Bergman: Energy usage from Bitcoin mining between 2018 to 2022 went up like 2000% to 3000%, it’s like massive energy usage. Yes, I wish we could ban it, especially because it’s highly inefficient in terms of the amount of theoretical transactions you can have per second. Whenever I go on Twitter to say that, the crypto bros come for me, so I don’t anymore, because I’m scared. There are always ways around it. You will have to find something that spans the whole globe. I don’t know how it could be done efficiently. I wish it could be done, though. It’s also a question of ethics, and who decides what is fair use and what is not fair use. It’s a tricky situation. I do wish everyone has an ethical point of view and thought about these things before building software. I think that’s the best I can do.
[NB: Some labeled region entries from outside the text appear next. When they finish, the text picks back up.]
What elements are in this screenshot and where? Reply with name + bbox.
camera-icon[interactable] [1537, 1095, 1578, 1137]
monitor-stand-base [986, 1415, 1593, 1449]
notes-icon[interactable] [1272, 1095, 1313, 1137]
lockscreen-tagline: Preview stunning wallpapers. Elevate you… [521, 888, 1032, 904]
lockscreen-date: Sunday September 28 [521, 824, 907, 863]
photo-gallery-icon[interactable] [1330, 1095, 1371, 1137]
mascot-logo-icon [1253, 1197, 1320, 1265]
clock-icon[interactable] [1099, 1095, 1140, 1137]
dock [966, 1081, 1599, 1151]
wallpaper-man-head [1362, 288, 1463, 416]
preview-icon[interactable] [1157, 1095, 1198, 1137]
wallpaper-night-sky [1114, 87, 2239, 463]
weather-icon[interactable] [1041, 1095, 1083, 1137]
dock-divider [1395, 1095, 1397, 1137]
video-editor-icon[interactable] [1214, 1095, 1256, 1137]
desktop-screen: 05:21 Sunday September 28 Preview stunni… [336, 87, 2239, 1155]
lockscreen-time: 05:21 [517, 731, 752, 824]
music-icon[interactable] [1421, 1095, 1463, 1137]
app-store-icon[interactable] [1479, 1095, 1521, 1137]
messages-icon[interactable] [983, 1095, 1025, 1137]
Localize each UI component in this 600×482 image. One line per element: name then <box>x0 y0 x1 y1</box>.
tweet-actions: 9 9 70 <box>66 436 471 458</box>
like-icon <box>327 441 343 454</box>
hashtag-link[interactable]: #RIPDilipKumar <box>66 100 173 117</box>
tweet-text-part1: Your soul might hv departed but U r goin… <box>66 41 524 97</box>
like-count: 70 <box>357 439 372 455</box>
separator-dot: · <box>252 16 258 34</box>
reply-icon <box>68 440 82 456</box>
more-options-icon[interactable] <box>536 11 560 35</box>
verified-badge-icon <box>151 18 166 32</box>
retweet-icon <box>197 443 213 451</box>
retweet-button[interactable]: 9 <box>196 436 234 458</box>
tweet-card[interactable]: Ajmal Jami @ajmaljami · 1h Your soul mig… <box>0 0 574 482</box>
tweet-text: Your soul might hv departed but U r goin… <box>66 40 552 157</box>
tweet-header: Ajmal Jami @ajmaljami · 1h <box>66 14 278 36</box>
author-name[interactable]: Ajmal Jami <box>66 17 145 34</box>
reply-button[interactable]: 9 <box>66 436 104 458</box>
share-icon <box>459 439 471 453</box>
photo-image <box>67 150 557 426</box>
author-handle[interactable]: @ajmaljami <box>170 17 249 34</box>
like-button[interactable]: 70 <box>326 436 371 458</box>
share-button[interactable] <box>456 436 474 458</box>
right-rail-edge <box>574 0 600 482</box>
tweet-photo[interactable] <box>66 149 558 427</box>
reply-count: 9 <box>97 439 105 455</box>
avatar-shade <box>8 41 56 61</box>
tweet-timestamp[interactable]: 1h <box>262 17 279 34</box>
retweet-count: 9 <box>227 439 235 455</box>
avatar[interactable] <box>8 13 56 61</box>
Participant 5: I agree on obviously 99%. The 1% where I’m a little bit skeptical is that you basically say that we should ask the cloud providers to help us get more efficient. Isn’t that a conflict of interest for them because their revenue stems from how much we use their services and how much we use or how much we store our data in their warehouses. My naive statement would be, of course, use the cloud. It’s probably more efficient. When it comes to checking how efficient you are, don’t ask the cloud providers.
Bergman: Very fair to be skeptical, especially when someone who’s working for a cloud provider is holding a talk. Yes, be skeptical. I do think that cloud providers, they pay a lot of money for the data centers, though. You should not underestimate how much money they pay if they had an under-efficient data center. It’s very much in their business interest to be efficient. I wouldn’t say it’s necessarily conflict of interest. It could be in some edge cases, so always put your thinking cap on a little. In most cases, they are highly motivated to be efficient because it’s cheaper for them. That’s the simple truth.